RESILIENT rats are plaguing Old Town.

As you may have read in the Adver the other day, the problem’s so bad that the BBC has devoted an entire episode of a consumer programme to the work of a local pest control firm.

Although companies can tackle outbreaks in homes and businesses, wiping out the entire Old Town rat population by conventional means would be a tall order.

We need to think outside the box, and I reckon I’m the man to do it.

As far as I’m aware, the only examples of entire populations of mutant animals being wiped out happened in 1970s horror novels such as James Herbert’s The Rats and Guy N Smith’s Night of the Crabs, in which some intrepid hero always managed to locate the source of the plague and eliminate it.

I therefore propose setting up a new pest control operation called 1970s Squad, funded by local businesses.

The 1970s Squad chief investigator should be carefully chosen from the ranks of men who last updated their wardrobe some time during the final Wilson government. He should also have an Engelbert Humperdinck-in-Vegas haircut and ideally one of those droopy moustaches that used to be known as a Zapata.

Why? Because it was always a bloke like that who used to beat the creatures in the books. There should also be a woman whose role will consist solely of being rescued by the bloke at least twice and engaging with him in romantic liaisons of a kind which would tax the body of even the most supple gymnast.

The 1970s Squad should not be called in until the murderous beasties – be they rats, bats, badgers or whatever – have offed several people, including at least one tramp in a derelict building and one courting couple who are surprised in mid-clinch during a woodland tryst.

The lead investigator, the one with the Zapata moustache, should carry with him about a dozen small vials of randomly-chosen substances such as Hai Karate cologne, Tizer, kumquat juice, Bovril and powdered cheese and onion flavour Golden Wonder Rock’n’Rollers snacks. He should have them handy for his first face-to-face encounter with the creatures, ready to throw at them in order to discover the creatures’ secret weakness.

As any student of 1970s horror novels knows, all such creatures have a secret weakness that can kill them. As soon as the weakness is discovered it’s a simple matter of phoning up the Ministry of Defence and having them make up a big batch of whatever it is the creatures are vulnerable to.

Then, while the men from the ministry are spraying the beastie killer all over town, the lead investigator must take a big bucket of it for himself and head off to confront the chief creature in its underground lair.

You see, this is where most ordinary pest control organisations go wrong. They only kill the ordinary pests but fail to realise that there’s a chief creature in a lair that keeps fathering or giving birth to other ones.

Conveniently, when chief creatures are selecting a lair, they usually go for something fairly obvious such as a sewer or the basement of a deserted factory. All the chief investigator has to do is locate the sewer or the factory, follow the trail of skulls, leg bones and ribcages to the lair and have at it with the bucket.

Of course, he should make sure to not to check the lair too carefully afterwards, as convention dictates that the next chief creature should be allowed to live, ready for a sequel.

I’m convinced this strategy would do wonders in reducing our rat infestation, although if it’s deemed too outlandish there are alternatives.

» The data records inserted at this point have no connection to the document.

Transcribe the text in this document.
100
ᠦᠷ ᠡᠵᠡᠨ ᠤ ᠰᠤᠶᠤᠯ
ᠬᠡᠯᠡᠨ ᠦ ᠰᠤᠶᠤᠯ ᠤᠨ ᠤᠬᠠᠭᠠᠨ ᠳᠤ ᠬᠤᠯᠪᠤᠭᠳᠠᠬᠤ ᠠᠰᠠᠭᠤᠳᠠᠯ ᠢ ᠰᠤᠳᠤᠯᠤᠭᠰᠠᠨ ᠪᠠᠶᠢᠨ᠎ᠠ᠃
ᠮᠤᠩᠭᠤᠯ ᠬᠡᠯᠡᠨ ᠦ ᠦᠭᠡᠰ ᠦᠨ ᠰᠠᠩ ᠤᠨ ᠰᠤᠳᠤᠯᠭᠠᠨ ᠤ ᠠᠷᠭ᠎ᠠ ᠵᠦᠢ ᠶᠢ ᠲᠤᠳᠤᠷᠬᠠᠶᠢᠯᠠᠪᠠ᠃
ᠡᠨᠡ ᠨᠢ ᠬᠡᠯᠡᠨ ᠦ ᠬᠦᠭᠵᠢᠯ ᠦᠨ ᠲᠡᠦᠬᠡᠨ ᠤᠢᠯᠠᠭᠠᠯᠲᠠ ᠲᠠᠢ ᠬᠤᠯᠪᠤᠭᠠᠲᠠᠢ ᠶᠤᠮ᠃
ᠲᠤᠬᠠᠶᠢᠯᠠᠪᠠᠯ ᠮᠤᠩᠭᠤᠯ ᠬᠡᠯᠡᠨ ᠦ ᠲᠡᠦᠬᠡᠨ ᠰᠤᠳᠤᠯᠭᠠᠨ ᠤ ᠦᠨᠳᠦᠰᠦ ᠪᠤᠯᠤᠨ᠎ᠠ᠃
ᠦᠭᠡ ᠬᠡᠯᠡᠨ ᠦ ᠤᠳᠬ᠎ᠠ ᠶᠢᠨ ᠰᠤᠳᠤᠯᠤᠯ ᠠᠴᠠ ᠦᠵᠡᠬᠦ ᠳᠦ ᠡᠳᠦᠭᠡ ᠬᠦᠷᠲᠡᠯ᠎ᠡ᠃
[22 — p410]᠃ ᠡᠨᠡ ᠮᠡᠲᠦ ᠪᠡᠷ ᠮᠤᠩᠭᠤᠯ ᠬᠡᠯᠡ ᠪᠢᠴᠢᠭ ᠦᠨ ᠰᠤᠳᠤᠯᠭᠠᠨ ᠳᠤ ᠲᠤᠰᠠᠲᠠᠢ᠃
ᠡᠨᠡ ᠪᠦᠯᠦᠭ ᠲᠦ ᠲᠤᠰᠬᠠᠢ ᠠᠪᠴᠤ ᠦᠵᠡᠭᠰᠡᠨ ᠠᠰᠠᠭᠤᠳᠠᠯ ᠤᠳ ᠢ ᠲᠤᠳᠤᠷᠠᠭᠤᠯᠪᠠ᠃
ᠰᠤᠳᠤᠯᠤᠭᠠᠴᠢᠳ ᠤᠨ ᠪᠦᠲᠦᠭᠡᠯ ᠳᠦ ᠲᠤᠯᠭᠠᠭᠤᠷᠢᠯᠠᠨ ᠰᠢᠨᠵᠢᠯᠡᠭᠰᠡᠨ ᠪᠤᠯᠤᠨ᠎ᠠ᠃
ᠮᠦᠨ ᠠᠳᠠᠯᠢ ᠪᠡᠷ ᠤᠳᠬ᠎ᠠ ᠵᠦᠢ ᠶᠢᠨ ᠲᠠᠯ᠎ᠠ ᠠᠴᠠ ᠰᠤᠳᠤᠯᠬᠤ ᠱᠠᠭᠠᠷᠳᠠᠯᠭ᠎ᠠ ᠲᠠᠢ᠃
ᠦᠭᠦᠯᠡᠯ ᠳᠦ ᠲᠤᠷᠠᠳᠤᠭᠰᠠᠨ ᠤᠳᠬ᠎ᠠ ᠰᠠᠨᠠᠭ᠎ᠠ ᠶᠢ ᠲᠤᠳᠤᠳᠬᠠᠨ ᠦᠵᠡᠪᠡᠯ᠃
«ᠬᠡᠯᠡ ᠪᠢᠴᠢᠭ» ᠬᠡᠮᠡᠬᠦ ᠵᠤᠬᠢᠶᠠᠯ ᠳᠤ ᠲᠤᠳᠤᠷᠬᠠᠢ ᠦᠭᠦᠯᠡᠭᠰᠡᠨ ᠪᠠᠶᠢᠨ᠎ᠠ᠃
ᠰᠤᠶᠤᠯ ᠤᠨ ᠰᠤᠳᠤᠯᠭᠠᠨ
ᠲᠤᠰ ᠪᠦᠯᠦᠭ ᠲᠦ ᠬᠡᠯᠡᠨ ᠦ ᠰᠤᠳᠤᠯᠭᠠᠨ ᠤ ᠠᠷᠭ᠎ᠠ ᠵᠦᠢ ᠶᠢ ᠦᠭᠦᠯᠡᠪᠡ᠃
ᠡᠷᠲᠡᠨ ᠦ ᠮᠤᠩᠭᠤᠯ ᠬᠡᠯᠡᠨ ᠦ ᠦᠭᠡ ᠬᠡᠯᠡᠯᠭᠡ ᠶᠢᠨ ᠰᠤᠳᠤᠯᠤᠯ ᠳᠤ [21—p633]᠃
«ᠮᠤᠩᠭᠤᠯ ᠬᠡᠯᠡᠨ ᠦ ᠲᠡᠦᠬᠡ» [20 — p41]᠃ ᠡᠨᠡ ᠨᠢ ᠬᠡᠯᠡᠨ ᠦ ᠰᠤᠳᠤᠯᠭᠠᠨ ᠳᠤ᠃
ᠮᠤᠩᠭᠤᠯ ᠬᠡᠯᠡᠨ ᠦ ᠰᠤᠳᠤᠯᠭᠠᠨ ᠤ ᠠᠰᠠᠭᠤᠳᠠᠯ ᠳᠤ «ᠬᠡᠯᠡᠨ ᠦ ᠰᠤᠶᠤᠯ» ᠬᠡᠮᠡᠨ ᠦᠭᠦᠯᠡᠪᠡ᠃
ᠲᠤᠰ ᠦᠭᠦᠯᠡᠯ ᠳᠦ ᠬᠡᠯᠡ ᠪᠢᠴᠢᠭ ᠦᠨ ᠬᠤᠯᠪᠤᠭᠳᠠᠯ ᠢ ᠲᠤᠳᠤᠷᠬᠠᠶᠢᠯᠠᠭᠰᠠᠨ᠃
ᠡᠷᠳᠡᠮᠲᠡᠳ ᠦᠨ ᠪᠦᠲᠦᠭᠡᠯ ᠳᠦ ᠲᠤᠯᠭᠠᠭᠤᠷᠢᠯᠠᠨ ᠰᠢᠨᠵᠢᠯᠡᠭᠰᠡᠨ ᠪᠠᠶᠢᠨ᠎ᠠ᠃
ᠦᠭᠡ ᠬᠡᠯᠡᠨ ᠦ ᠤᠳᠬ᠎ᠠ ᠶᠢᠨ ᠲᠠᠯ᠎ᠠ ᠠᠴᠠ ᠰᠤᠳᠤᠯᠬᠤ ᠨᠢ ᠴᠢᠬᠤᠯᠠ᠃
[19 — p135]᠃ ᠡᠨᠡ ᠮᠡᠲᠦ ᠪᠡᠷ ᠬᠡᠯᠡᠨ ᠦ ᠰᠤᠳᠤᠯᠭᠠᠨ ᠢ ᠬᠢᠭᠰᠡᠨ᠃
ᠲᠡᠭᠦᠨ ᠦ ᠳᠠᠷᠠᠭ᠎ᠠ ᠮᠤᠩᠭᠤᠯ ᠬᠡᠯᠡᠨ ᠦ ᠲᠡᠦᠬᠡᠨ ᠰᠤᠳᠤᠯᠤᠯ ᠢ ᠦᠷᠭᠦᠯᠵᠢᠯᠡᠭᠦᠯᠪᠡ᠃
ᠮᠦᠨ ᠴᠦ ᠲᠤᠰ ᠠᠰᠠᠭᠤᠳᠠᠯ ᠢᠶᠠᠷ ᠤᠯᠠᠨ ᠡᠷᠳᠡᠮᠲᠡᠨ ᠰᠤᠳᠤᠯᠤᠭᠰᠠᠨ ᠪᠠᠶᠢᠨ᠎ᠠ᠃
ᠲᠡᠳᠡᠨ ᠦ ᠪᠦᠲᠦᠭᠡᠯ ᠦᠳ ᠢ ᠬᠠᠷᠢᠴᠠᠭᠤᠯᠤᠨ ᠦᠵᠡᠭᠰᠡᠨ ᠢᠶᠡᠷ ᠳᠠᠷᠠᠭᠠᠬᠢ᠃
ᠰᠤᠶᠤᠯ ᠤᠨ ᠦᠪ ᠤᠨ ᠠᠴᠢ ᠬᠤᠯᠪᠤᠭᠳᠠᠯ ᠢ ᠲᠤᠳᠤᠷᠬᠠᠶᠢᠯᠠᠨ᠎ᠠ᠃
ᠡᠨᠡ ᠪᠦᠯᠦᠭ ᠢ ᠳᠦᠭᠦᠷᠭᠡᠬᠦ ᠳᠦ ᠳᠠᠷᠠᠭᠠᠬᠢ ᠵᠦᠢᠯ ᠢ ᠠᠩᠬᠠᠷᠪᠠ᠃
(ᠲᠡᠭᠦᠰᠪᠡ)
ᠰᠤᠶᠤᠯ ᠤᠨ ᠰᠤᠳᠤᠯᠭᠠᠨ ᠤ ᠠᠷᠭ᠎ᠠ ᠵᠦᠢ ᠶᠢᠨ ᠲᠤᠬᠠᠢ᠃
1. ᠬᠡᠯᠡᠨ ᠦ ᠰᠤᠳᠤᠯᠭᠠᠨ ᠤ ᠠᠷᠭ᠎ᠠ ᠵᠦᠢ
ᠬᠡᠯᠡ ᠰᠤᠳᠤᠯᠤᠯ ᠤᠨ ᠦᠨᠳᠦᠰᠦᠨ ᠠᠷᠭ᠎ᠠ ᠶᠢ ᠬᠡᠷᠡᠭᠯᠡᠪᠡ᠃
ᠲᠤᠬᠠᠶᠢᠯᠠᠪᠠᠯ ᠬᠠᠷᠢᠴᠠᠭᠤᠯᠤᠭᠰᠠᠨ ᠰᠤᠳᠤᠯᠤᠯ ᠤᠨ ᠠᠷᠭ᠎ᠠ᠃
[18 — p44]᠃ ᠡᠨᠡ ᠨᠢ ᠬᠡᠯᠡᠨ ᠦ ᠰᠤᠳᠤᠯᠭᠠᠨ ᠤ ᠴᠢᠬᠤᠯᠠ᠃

Declaring the rats a local treasure might be a good one, as in this neck of the woods that’s often a quick way of reducing something to ruin.

  • CARE UK, the firm behind the 111 non-emergency service, is being fined for failing to meet targets. 

Its failures cover everything from the number of ambulances sent to the number of transfers to clinical advisors. 

Correct me if I’m wrong, but I seem to recall that when the changes to the service were announced, we were told it marked the dawn of a golden age in health care, with advice swiftly offered, ambulances dispatched only where they were needed, efficiency improved and money saved all over the place. 

Perhaps some of the highly-paid public officials who made these claims would care to come forward and explain why what they said turned out to be a complete load of nonsense. 

Incidentally, do you get the feeling the targets are likely to be ‘revised’ in the near future, so shoddiness magically becomes its opposite? 

  • LAST week some cattle had to be rescued from sewage sludge near the Ridgeway, after ramblers left a gate to their field open. 

Two of them had to be hauled out of the muck with ropes, and it’s not the first time farm animals have been released into the wider countryside by some inconsiderate fool. Similar stories pop up with depressing regularity. 

Clearly the decades of public information films and appeals by farmers’ organisations have failed to make an impression on a rather dim-witted minority – and nor has the possibility of being prosecuted and fined. 

A better alternative would be to tweak the law a little, and force offenders to offer a few months’ room and board to any animal they caused to escape. 

Surely nothing would sharpen the mind like Daisy and her mates making free with the ornamental borders and using the conservatory as a lav.

  • A PUBLIC Health England report suggests Swindon suffers skyrocketing levels of obesity, self-harm and sexually transmitted disease. 

In view of the fact that all three of these problems – overeating, self-destructive tendencies and reckless sexual behaviour – are well-known symptoms of extreme stress and anxiety, it would be useful if somebody in charge came up with solutions to these underlying issues.